Here is a solution in Scala:
val matrix = """1 0.8802216 1.2277843 0.6875047
2 0.9381081 1.3189847 0.2046542
3 1.3245534 0.8221709 0.4630722
4 1.2006974 0.8890464 0.6710844
5 1.2344071 0.8354292 0.7259998
6 1.1670665 0.9214787 0.6826173
7 0.9670581 1.1070461 0.7742342
8 0.8867365 1.2160533 0.7024281
9 0.8235792 1.4424190 0.2030302
10 0.8821301 1.0541099 1.2279813
11 1.1958634 0.9708839 0.4297043
12 1.3542734 0.7747481 0.5119648
13 0.4385487 0.3588158 4.9167998
14 0.8530141 1.3578511 0.3698620
15 0.9651803 0.8426226 1.6132899
16 0.8854192 1.2272616 0.6715839
17 0.7779642 0.8132233 2.3386331
18 0.9936722 1.1629110 0.5083558
19 1.1235897 1.0018480 0.5764672
20 0.7887222 1.3101684 0.7373181
21 2.2276176 0.0000000 0.0000000"""
// split block of text into lines
val lines=matrix.split ("\n")
// split lines into words
val rows = lines.map (l => l.split (" \\+"))
// remove the index from the beginning (1, 2, ... 21) and
// transform values from Strings to double numbers
// triples is: Array(Array(0.8802216, 1.2277843, 0.6875047), Array(0.9381081, 1.3189847, 0.2046542),
val triples = rows.map (_.tail).map(triple=> triple.map (_.toDouble))
// generate an own index for the rows and columns
// elems is: elems: Array[Array[(Double, (Int, Int))]] = Array(Array((0.8802216,(0,0)), (1.2277843,(0,1)), (0.6875047,(0,2))), Array((0.9381081,(1,0)), ...

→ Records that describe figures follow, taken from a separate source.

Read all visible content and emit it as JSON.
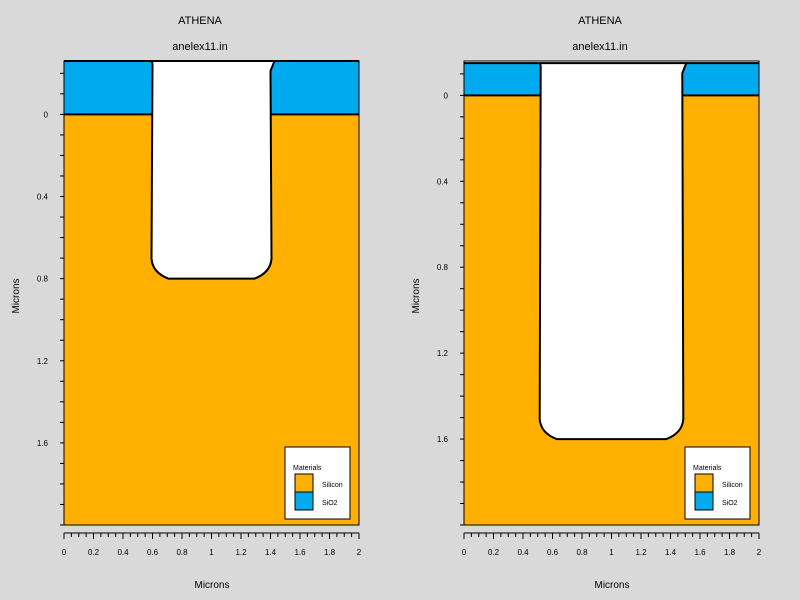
{
  "colors": {
    "background": "#d9d9d9",
    "silicon": "#ffb000",
    "sio2": "#00aaee",
    "void": "#ffffff",
    "outline": "#000000"
  },
  "panels": [
    {
      "title": "ATHENA",
      "subtitle": "anelex11.in",
      "xlabel": "Microns",
      "ylabel": "Microns",
      "xlim": [
        0,
        2
      ],
      "ylim": [
        -0.26,
        2.0
      ],
      "x_ticks": [
        "0",
        "0.2",
        "0.4",
        "0.6",
        "0.8",
        "1",
        "1.2",
        "1.4",
        "1.6",
        "1.8",
        "2"
      ],
      "y_ticks": [
        "0",
        "0.4",
        "0.8",
        "1.2",
        "1.6"
      ],
      "oxide_top": -0.26,
      "silicon_top": 0.0,
      "trench_left_x": 0.6,
      "trench_right_x": 1.4,
      "trench_depth": 0.8,
      "legend": {
        "title": "Materials",
        "items": [
          {
            "label": "Silicon",
            "color": "#ffb000"
          },
          {
            "label": "SiO2",
            "color": "#00aaee"
          }
        ]
      }
    },
    {
      "title": "ATHENA",
      "subtitle": "anelex11.in",
      "xlabel": "Microns",
      "ylabel": "Microns",
      "xlim": [
        0,
        2
      ],
      "ylim": [
        -0.16,
        2.0
      ],
      "x_ticks": [
        "0",
        "0.2",
        "0.4",
        "0.6",
        "0.8",
        "1",
        "1.2",
        "1.4",
        "1.6",
        "1.8",
        "2"
      ],
      "y_ticks": [
        "0",
        "0.4",
        "0.8",
        "1.2",
        "1.6"
      ],
      "oxide_top": -0.15,
      "silicon_top": 0.0,
      "trench_left_x": 0.52,
      "trench_right_x": 1.48,
      "trench_depth": 1.6,
      "legend": {
        "title": "Materials",
        "items": [
          {
            "label": "Silicon",
            "color": "#ffb000"
          },
          {
            "label": "SiO2",
            "color": "#00aaee"
          }
        ]
      }
    }
  ]
}
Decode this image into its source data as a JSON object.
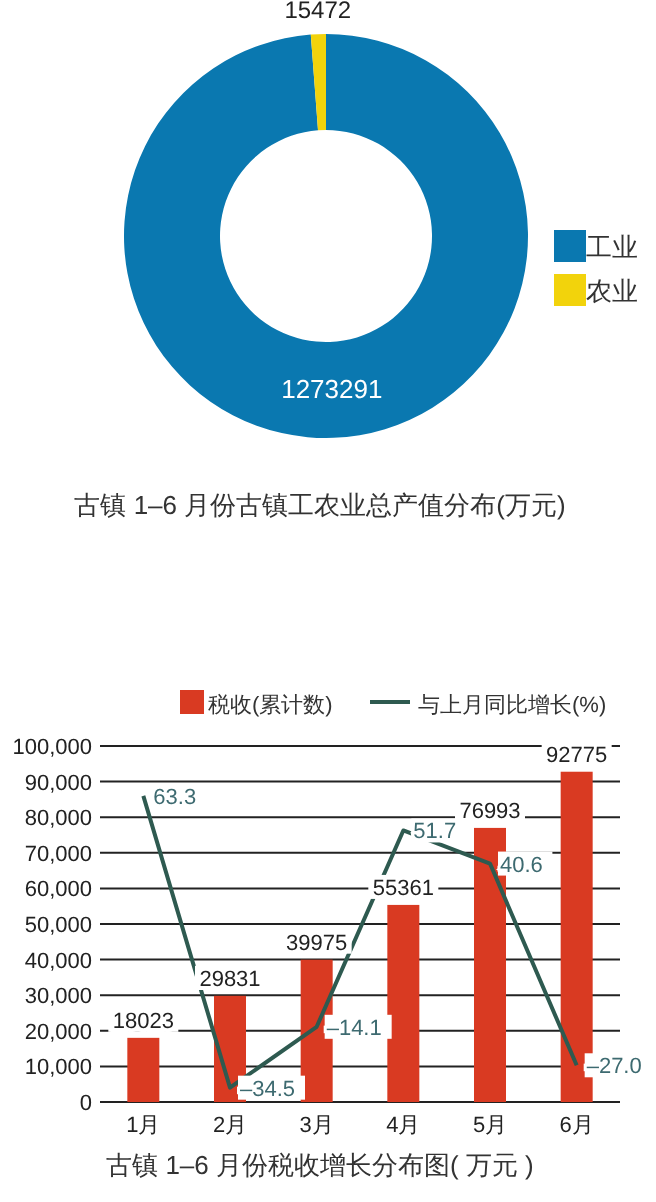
{
  "chart_data": [
    {
      "type": "donut",
      "title": "古镇 1–6 月份古镇工农业总产值分布(万元)",
      "categories": [
        "工业",
        "农业"
      ],
      "values": [
        1273291,
        15472
      ],
      "colors": [
        "#0a78b0",
        "#f2d30c"
      ],
      "data_labels": true,
      "legend": "right"
    },
    {
      "type": "bar",
      "title": "古镇 1–6 月份税收增长分布图( 万元 )",
      "categories": [
        "1月",
        "2月",
        "3月",
        "4月",
        "5月",
        "6月"
      ],
      "series": [
        {
          "name": "税收(累计数)",
          "color": "#d93a22",
          "values": [
            18023,
            29831,
            39975,
            55361,
            76993,
            92775
          ]
        },
        {
          "name": "与上月同比增长(%)",
          "type": "line",
          "axis": "y2",
          "color": "#2e5a50",
          "values": [
            63.3,
            -34.5,
            -14.1,
            51.7,
            40.6,
            -27.0
          ],
          "value_labels": [
            "63.3",
            "–34.5",
            "–14.1",
            "51.7",
            "40.6",
            "–27.0"
          ]
        }
      ],
      "ylim": [
        0,
        100000
      ],
      "yticks": [
        {
          "value": 0,
          "label": "0"
        },
        {
          "value": 10000,
          "label": "10,000"
        },
        {
          "value": 20000,
          "label": "20,000"
        },
        {
          "value": 30000,
          "label": "30,000"
        },
        {
          "value": 40000,
          "label": "40,000"
        },
        {
          "value": 50000,
          "label": "50,000"
        },
        {
          "value": 60000,
          "label": "60,000"
        },
        {
          "value": 70000,
          "label": "70,000"
        },
        {
          "value": 80000,
          "label": "80,000"
        },
        {
          "value": 90000,
          "label": "90,000"
        },
        {
          "value": 100000,
          "label": "100,000"
        }
      ],
      "y2lim": [
        -39.3,
        80
      ],
      "data_labels": true,
      "grid": "y",
      "legend": "top"
    }
  ]
}
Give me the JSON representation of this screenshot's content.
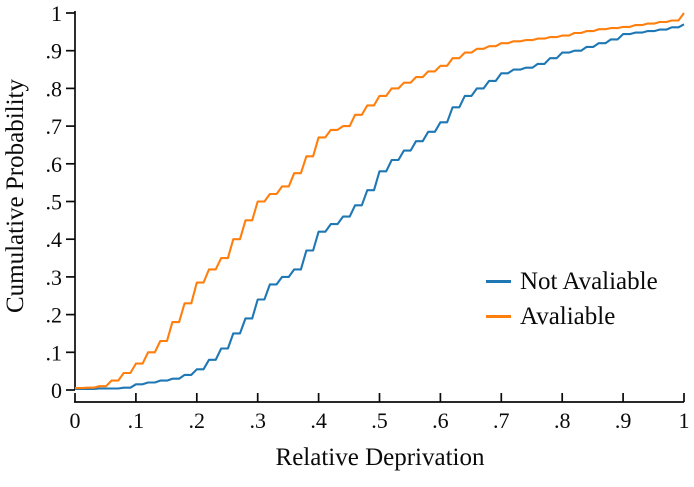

val elems = triples.zipWithIndex.map {t=> t._1.zipWithIndex.map (vc=> (vc._1 -> (t._2, vc._2)))}
// sorted = Array((0.0,(20,1)), (0.0,(20,2)), (0.2030302,(8,2)), (0.2046542,(1,2)),
val sorted = elems.sortBy (e => e._1)
// delta5 = List(0.3588158, 0.369862, 0.2266741, 0.2338945, 0.10425639999999997, 0.1384938,
val delta5 = sorted.sliding (5, 1).map (q => q(4)._1-q(0)._1).toList
val minindex = delta5.indexOf (delta5.min) // minindex: Int = 29, delta5.min = 0.008824799999999966
// we found the smallest intervall of 5 values beginning at 29:
(29 to 29 +5).map (sorted (_))
res568: scala.collection.immutable.IndexedSeq[(Double, (Int, Int))] =
Vector( (0.8802216,(0,0)),
(0.8821301,(9,0)),
(0.8854192,(15,0)),
(0.8867365,(7,0)),
(0.8890464,(3,1)),
(0.9214787,(5,1)))
Since Scala counts from 0 to 20 and 0 to 2, where your index runs from 1 to 3 and 1 to 21 respectively, you have to add (1,1) to each of the positions=> (1,1), (10,1), and so on.